Great in a crisis, Australia cannot lose it in recovery
As the Morrison government does whatever it takes to keep oxygen flowing to the economy’s failing organs, the door is ajar to every red-blooded rent-seeker and schemer in the land. In three escalating emergency moves, it has promised to pump $214bn into the economy to support businesses and top up family incomes. It’s likely Scott Morrison and Josh Frydenberg will do more on the fiscal front as companies hibernate over winter; a budget in October seems light years away from this vantage point. In any case, it was good to see the Prime Minister and Treasurer hold firm by denying Virgin Australia, now in voluntary administration, a taxpayer bailout. As Mr Frydenberg said, the 90 per cent foreign-owned carrier’s major shareholders have deep pockets, if not gold vaults. With a number of parties interested, a market-led solution offers the airline the best prospect of survival.
Imagine the conga line for deals if the government had made an exception for Virgin Australia. You can grift your way out of bother for a little while, but it’s not a sustainable model to build prosperity for companies or workers. Nor is Big Canberra, as it saunters into novel areas, such as private hospitals, free childcare, brokering rents and nationalising half the nation’s payroll. We take Mr Morrison at his word when he says hard times require mammoth, targeted and temporary responses. Sure, but it won’t be easy to shift out of crisis handout mode, to snap back to tightly means-tested, mutual obligation welfare. Those receiving $1500 a fortnight via the six-month JobKeeper package won’t easily settle for the $1100 JobSeeker payment (which has been doubled) when that day comes. Given the alliance of business, community and union groups pushing for an increase in unemployment benefits before the coronavirus, and its imminent double-digit unemployment rate, a hefty increase in the welfare bill will be baked into the federal budget.
Myriad forces unleashed by COVID-19 are reshaping our nation, shifting the political calculus, watering down ideology, emboldening policymakers and revamping household budgets. Reserve Bank governor Philip Lowe, who is remaking monetary policy, observed on Tuesday that many old rules would no longer apply when the economy comes off the ventilator, due to structural change. Pervading the recovery, expected by the end of this year, will be the shadow of uncertainty that people feel about the future. “We are all learning to work, shop and travel differently,” Dr Lowe noted. “Some of these changes will probably stay with us, requiring a rethinking of business models.” The best way of dealing with these reverberations is to reinvigorate the country’s growth and productivity agenda, which had been put on hold.
As we observed on Wednesday, the RBA governor has been prodding the political class on reforms to make us “a great place for businesses to expand, invest, innovate and hire people”. He set out a broad framework — on tax, infrastructure, education and training, regulation and industrial relations — that sensible experts and legislators have outlined over the past decade. On any of these, both major parties have not even scratched the surface, either in office or as part of election platforms. The thinking has been done: from Ken Henry’s almost nose-to-tail 2010 tax review (he was prevented by Labor from considering the GST) to the Productivity Commission’s landmark 2017 Shifting the Dial strategy ordered up by Mr Morrison as treasurer.

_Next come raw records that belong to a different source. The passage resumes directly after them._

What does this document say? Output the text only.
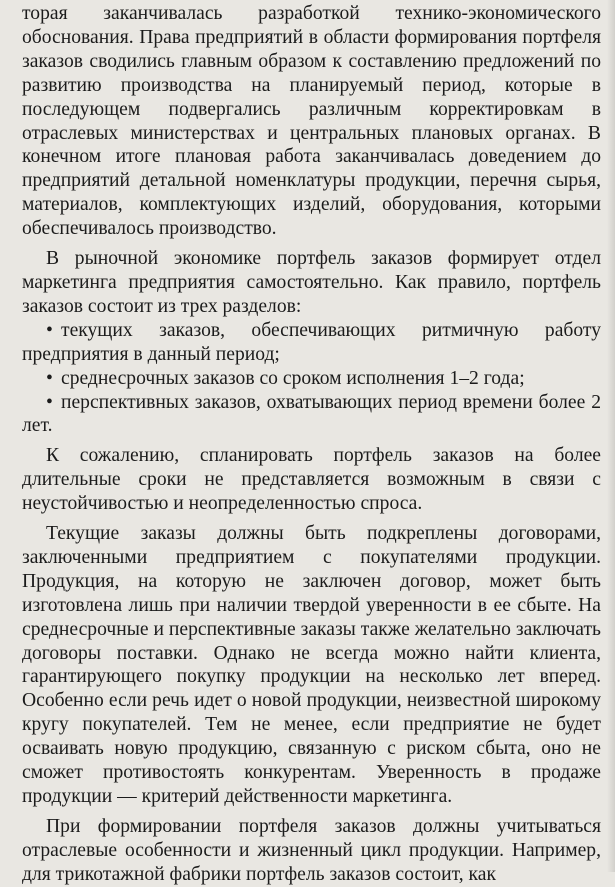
торая заканчивалась разработкой технико-экономического обоснования. Права предприятий в области формирования портфеля заказов сводились главным образом к составлению предложений по развитию производства на планируемый период, которые в последующем подвергались различным корректировкам в отраслевых министерствах и центральных плановых органах. В конечном итоге плановая работа заканчивалась доведением до предприятий детальной номенклатуры продукции, перечня сырья, материалов, комплектующих изделий, оборудования, которыми обеспечивалось производство.

В рыночной экономике портфель заказов формирует отдел маркетинга предприятия самостоятельно. Как правило, портфель заказов состоит из трех разделов:

• текущих заказов, обеспечивающих ритмичную работу предприятия в данный период;
• среднесрочных заказов со сроком исполнения 1–2 года;
• перспективных заказов, охватывающих период времени более 2 лет.

К сожалению, спланировать портфель заказов на более длительные сроки не представляется возможным в связи с неустойчивостью и неопределенностью спроса.

Текущие заказы должны быть подкреплены договорами, заключенными предприятием с покупателями продукции. Продукция, на которую не заключен договор, может быть изготовлена лишь при наличии твердой уверенности в ее сбыте. На среднесрочные и перспективные заказы также желательно заключать договоры поставки. Однако не всегда можно найти клиента, гарантирующего покупку продукции на несколько лет вперед. Особенно если речь идет о новой продукции, неизвестной широкому кругу покупателей. Тем не менее, если предприятие не будет осваивать новую продукцию, связанную с риском сбыта, оно не сможет противостоять конкурентам. Уверенность в продаже продукции — критерий действенности маркетинга.

При формировании портфеля заказов должны учитываться отраслевые особенности и жизненный цикл продукции. Например, для трикотажной фабрики портфель заказов состоит, как
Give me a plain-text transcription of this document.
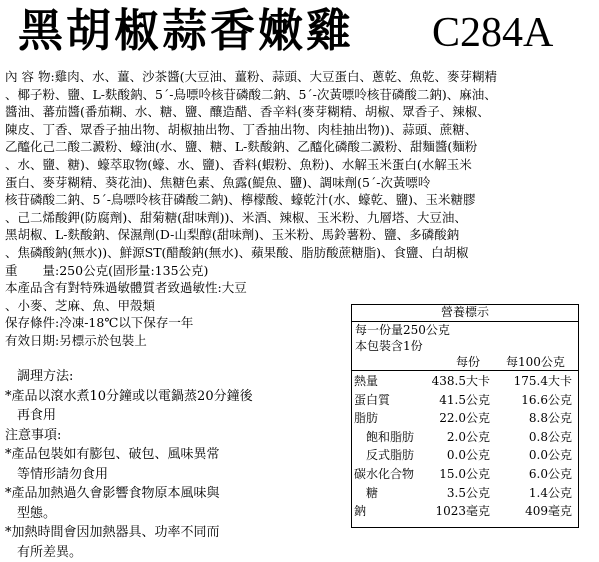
黑胡椒蒜香嫩雞 C284A
內 容 物:雞肉、水、薑、沙茶醬(大豆油、薑粉、蒜頭、大豆蛋白、蔥乾、魚乾、麥芽糊精
、椰子粉、鹽、L-麩酸鈉、5´-鳥嘌呤核苷磷酸二鈉、5´-次黃嘌呤核苷磷酸二鈉)、麻油、
醬油、蕃茄醬(番茄糊、水、糖、鹽、釀造醋、香辛料(麥芽糊精、胡椒、眾香子、辣椒、
陳皮、丁香、眾香子抽出物、胡椒抽出物、丁香抽出物、肉桂抽出物))、蒜頭、蔗糖、
乙醯化己二酸二澱粉、蠔油(水、鹽、糖、L-麩酸鈉、乙醯化磷酸二澱粉、甜麵醬(麵粉
、水、鹽、糖)、蠔萃取物(蠔、水、鹽)、香料(蝦粉、魚粉)、水解玉米蛋白(水解玉米
蛋白、麥芽糊精、葵花油)、焦糖色素、魚露(鯷魚、鹽)、調味劑(5´-次黃嘌呤
核苷磷酸二鈉、5´-鳥嘌呤核苷磷酸二鈉)、檸檬酸、蠔乾汁(水、蠔乾、鹽)、玉米糖膠
、己二烯酸鉀(防腐劑)、甜菊糖(甜味劑))、米酒、辣椒、玉米粉、九層塔、大豆油、
黑胡椒、L-麩酸鈉、保濕劑(D-山梨醇(甜味劑)、玉米粉、馬鈴薯粉、鹽、多磷酸鈉
、焦磷酸鈉(無水))、鮮源ST(醋酸鈉(無水)、蘋果酸、脂肪酸蔗糖脂)、食鹽、白胡椒
重　　量:250公克(固形量:135公克)
本產品含有對特殊過敏體質者致過敏性:大豆
、小麥、芝麻、魚、甲殼類
保存條件:冷凍-18℃以下保存一年
有效日期:另標示於包裝上
調理方法:
*產品以滾水煮10分鐘或以電鍋蒸20分鐘後
再食用
注意事項:
*產品包裝如有膨包、破包、風味異常
等情形請勿食用
*產品加熱過久會影響食物原本風味與
型態。
*加熱時間會因加熱器具、功率不同而
有所差異。
營養標示
每一份量250公克
本包裝含1份
每份 每100公克
熱量	438.5大卡 175.4大卡
蛋白質	41.5公克	16.6公克
脂肪	22.0公克	8.8公克
　飽和脂肪	2.0公克	0.8公克
　反式脂肪	0.0公克	0.0公克
碳水化合物 15.0公克	6.0公克
　糖	3.5公克	1.4公克
鈉	1023毫克	409毫克
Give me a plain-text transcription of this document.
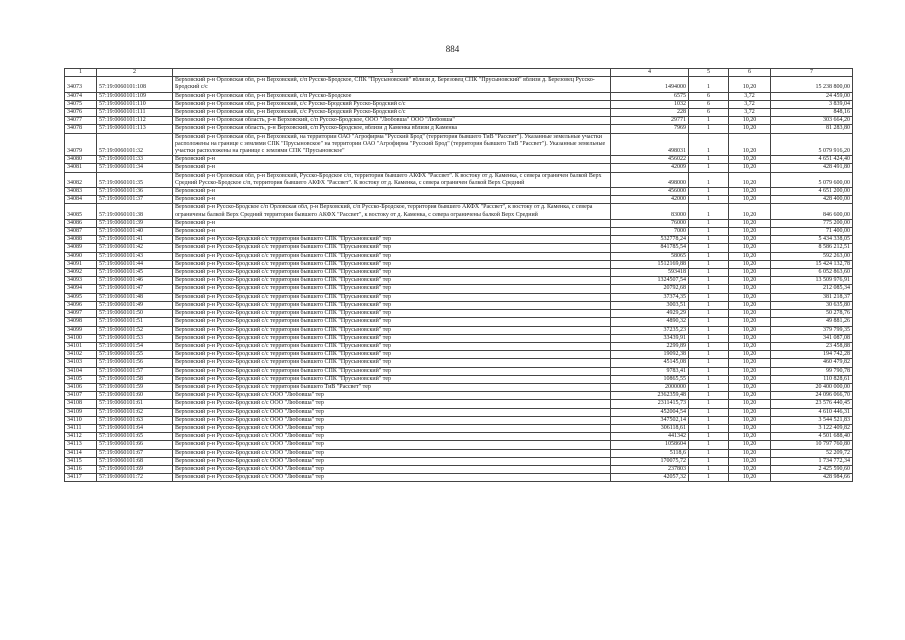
884
1	2	3	4	5	6	7
34073	57:19:0060101:108	Верховский р-н Орловская обл, р-н Верховский, с/п Русско-Бродское, СПК "Прусыновский" вблизи д. Березовец СПК "Прусыновский" вблизи д. Березовец Русско-Бродский с/с	1494000	1	10,20	15 238 800,00
34074	57:19:0060101:109	Верховский р-н Орловская обл, р-н Верховский, с/п Русско-Бродское	6575	6	3,72	24 459,00
34075	57:19:0060101:110	Верховский р-н Орловская обл, р-н Верховский, с/с Русско-Бродский Русско-Бродский с/с	1032	6	3,72	3 839,04
34076	57:19:0060101:111	Верховский р-н Орловская обл, р-н Верховский, с/с Русско-Бродский Русско-Бродский с/с	228	6	3,72	848,16
34077	57:19:0060101:112	Верховский р-н Орловская область, р-н Верховский, с/п Русско-Бродское, ООО "Любовша" ООО "Любовша"	29771	1	10,20	303 664,20
34078	57:19:0060101:113	Верховский р-н Орловская область, р-н Верховский, с/п Русско-Бродское, вблизи д Каменка вблизи д Каменка	7969	1	10,20	81 283,80
34079	57:19:0060101:32	Верховский р-н Орловская обл, р-н Верховский, на территории ОАО "Агрофирма "Русский Брод" (территория бывшего ТиВ "Рассвет"). Указанные земельные участки расположены на границе с землями СПК "Прусыновское" на территории ОАО "Агрофирма "Русский Брод" (территория бывшего ТиВ "Рассвет"). Указанные земельные участки расположены на границе с землями СПК "Прусыновское"	498031	1	10,20	5 079 916,20
34080	57:19:0060101:33	Верховский р-н	456022	1	10,20	4 651 424,40
34081	57:19:0060101:34	Верховский р-н	42009	1	10,20	428 491,80
34082	57:19:0060101:35	Верховский р-н Орловская обл, р-н Верховский, Русско-Бродское с/п, территория бывшего АКФХ "Рассвет". К востоку от д. Каменка, с севера ограничен балкой Верх Средний Русско-Бродское с/п, территория бывшего АКФХ "Рассвет". К востоку от д. Каменка, с севера ограничен балкой Верх Средний	498000	1	10,20	5 079 600,00
34083	57:19:0060101:36	Верховский р-н	456000	1	10,20	4 651 200,00
34084	57:19:0060101:37	Верховский р-н	42000	1	10,20	428 400,00
34085	57:19:0060101:38	Верховский р-н Русско-Бродское с/п Орловская обл, р-н Верховский, с/п Русско-Бродское, территория бывшего АКФХ "Рассвет", к востоку от д. Каменка, с севера ограничены балкой Верх Средний территория бывшего АКФХ "Рассвет", к востоку от д. Каменка, с севера ограничены балкой Верх Средний	83000	1	10,20	846 600,00
34086	57:19:0060101:39	Верховский р-н	76000	1	10,20	775 200,00
34087	57:19:0060101:40	Верховский р-н	7000	1	10,20	71 400,00
34088	57:19:0060101:41	Верховский р-н Русско-Бродский с/с территория бывшего СПК "Прусыновский" тер	532778,24	1	10,20	5 434 338,05
34089	57:19:0060101:42	Верховский р-н Русско-Бродский с/с территория бывшего СПК "Прусыновский" тер	841785,54	1	10,20	8 586 212,51
34090	57:19:0060101:43	Верховский р-н Русско-Бродский с/с территория бывшего СПК "Прусыновский" тер	58065	1	10,20	592 263,00
34091	57:19:0060101:44	Верховский р-н Русско-Бродский с/с территория бывшего СПК "Прусыновский" тер	1512169,88	1	10,20	15 424 132,78
34092	57:19:0060101:45	Верховский р-н Русско-Бродский с/с территория бывшего СПК "Прусыновский" тер	593418	1	10,20	6 052 863,60
34093	57:19:0060101:46	Верховский р-н Русско-Бродский с/с территория бывшего СПК "Прусыновский" тер	1324507,54	1	10,20	13 509 976,91
34094	57:19:0060101:47	Верховский р-н Русско-Бродский с/с территория бывшего СПК "Прусыновский" тер	20792,68	1	10,20	212 085,34
34095	57:19:0060101:48	Верховский р-н Русско-Бродский с/с территория бывшего СПК "Прусыновский" тер	37374,35	1	10,20	381 218,37
34096	57:19:0060101:49	Верховский р-н Русско-Бродский с/с территория бывшего СПК "Прусыновский" тер	3003,51	1	10,20	30 635,80
34097	57:19:0060101:50	Верховский р-н Русско-Бродский с/с территория бывшего СПК "Прусыновский" тер	4929,29	1	10,20	50 278,76
34098	57:19:0060101:51	Верховский р-н Русско-Бродский с/с территория бывшего СПК "Прусыновский" тер	4890,32	1	10,20	49 881,26
34099	57:19:0060101:52	Верховский р-н Русско-Бродский с/с территория бывшего СПК "Прусыновский" тер	37235,23	1	10,20	379 799,35
34100	57:19:0060101:53	Верховский р-н Русско-Бродский с/с территория бывшего СПК "Прусыновский" тер	33439,91	1	10,20	341 087,08
34101	57:19:0060101:54	Верховский р-н Русско-Бродский с/с территория бывшего СПК "Прусыновский" тер	2299,89	1	10,20	23 458,88
34102	57:19:0060101:55	Верховский р-н Русско-Бродский с/с территория бывшего СПК "Прусыновский" тер	19092,38	1	10,20	194 742,28
34103	57:19:0060101:56	Верховский р-н Русско-Бродский с/с территория бывшего СПК "Прусыновский" тер	45145,08	1	10,20	460 479,82
34104	57:19:0060101:57	Верховский р-н Русско-Бродский с/с территория бывшего СПК "Прусыновский" тер	9783,41	1	10,20	99 790,78
34105	57:19:0060101:58	Верховский р-н Русско-Бродский с/с территория бывшего СПК "Прусыновский" тер	10865,55	1	10,20	110 828,61
34106	57:19:0060101:59	Верховский р-н Русско-Бродский с/с территория бывшего ТиВ "Рассвет" тер	2000000	1	10,20	20 400 000,00
34107	57:19:0060101:60	Верховский р-н Русско-Бродский с/с ООО "Любовша" тер	2362359,48	1	10,20	24 096 066,70
34108	57:19:0060101:61	Верховский р-н Русско-Бродский с/с ООО "Любовша" тер	2311415,73	1	10,20	23 576 440,45
34109	57:19:0060101:62	Верховский р-н Русско-Бродский с/с ООО "Любовша" тер	452004,54	1	10,20	4 610 446,31
34110	57:19:0060101:63	Верховский р-н Русско-Бродский с/с ООО "Любовша" тер	347502,14	1	10,20	3 544 521,83
34111	57:19:0060101:64	Верховский р-н Русско-Бродский с/с ООО "Любовша" тер	306118,61	1	10,20	3 122 409,82
34112	57:19:0060101:65	Верховский р-н Русско-Бродский с/с ООО "Любовша" тер	441342	1	10,20	4 501 688,40
34113	57:19:0060101:66	Верховский р-н Русско-Бродский с/с ООО "Любовша" тер	1058604	1	10,20	10 797 760,80
34114	57:19:0060101:67	Верховский р-н Русско-Бродский с/с ООО "Любовша" тер	5118,6	1	10,20	52 209,72
34115	57:19:0060101:68	Верховский р-н Русско-Бродский с/с ООО "Любовша" тер	170075,72	1	10,20	1 734 772,34
34116	57:19:0060101:69	Верховский р-н Русско-Бродский с/с ООО "Любовша" тер	237803	1	10,20	2 425 590,60
34117	57:19:0060101:72	Верховский р-н Русско-Бродский с/с ООО "Любовша" тер	42057,32	1	10,20	428 984,66
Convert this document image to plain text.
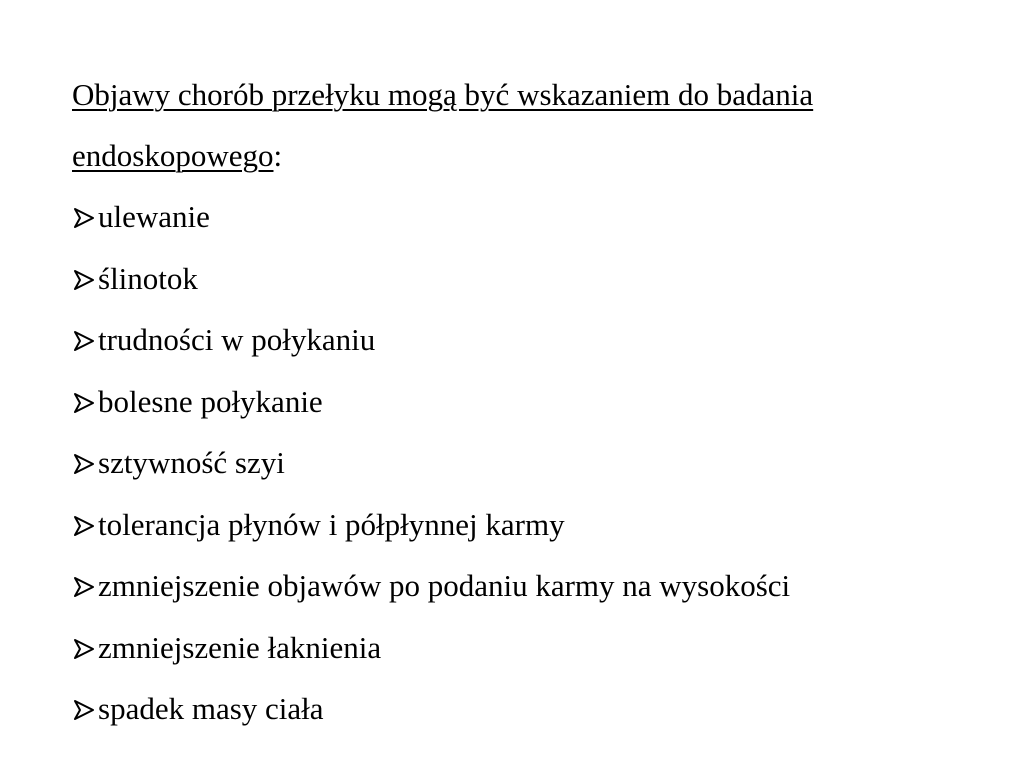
Objawy chorób przełyku mogą być wskazaniem do badania
endoskopowego:

ulewanie
ślinotok
trudności w połykaniu
bolesne połykanie
sztywność szyi
tolerancja płynów i półpłynnej karmy
zmniejszenie objawów po podaniu karmy na wysokości
zmniejszenie łaknienia
spadek masy ciała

Other notable policy contributions have come from the Business Council of Australia on tax, investment and productivity and NSW Treasurer Dominic Perrottet on reforming federal financial relations through a grand bargain to run social services on a fixed share of income tax.
Many see a spirit of co-operation between governments in responding to COVID-19 via the national cabinet. But the crisis will pass; all parties will revert to playing their customary roles in cost shifting and blame gaming. So the time to strike on reform is now. If Canberra is too “comatose” or “sclerotic”, as Mr Perrottet has described the dynamic, then the states should get on with their own changes. Who’s to stop them? Daniel Andrews has banked a wad of political capital. Will the Victorian Premier use it to build his population’s productive capacity, or fritter it away on niche social progressivism? The NSW Treasurer should abolish stamp duties on property transfers and introduce a superior land tax that makes it easier for people to move to where jobs are located or occupy housing best suited to their stage of life.
The crisis is a golden opportunity for state treasurers and finance ministers — not for triage-era announceables, spending boondoggles or a lazy policy holiday. But the opposite: to remove impediments to more investment and employment. Of course, some states are carrying huge debts and an aversion to privatisation that limit their options, especially Queensland. Mr Frydenberg, too, must make the running on red tape and tax reform. Ad hoc investment allowances might make a difference at the margin. But cutting the company tax rate to 25 per cent for all businesses would supercharge capital spending and make our enterprises more globally competitive in the recovery phase. Mr Morrison wants some fresh ideas from business, yet most of the very good ones have been staring policymakers in the face for years. Team Australia head cheerleader Dr Lowe reminds us that all those factors that have made us such a successful and prosperous country will still be there when the coronavirus crisis has passed. It’s how we use those vast endowments that counts.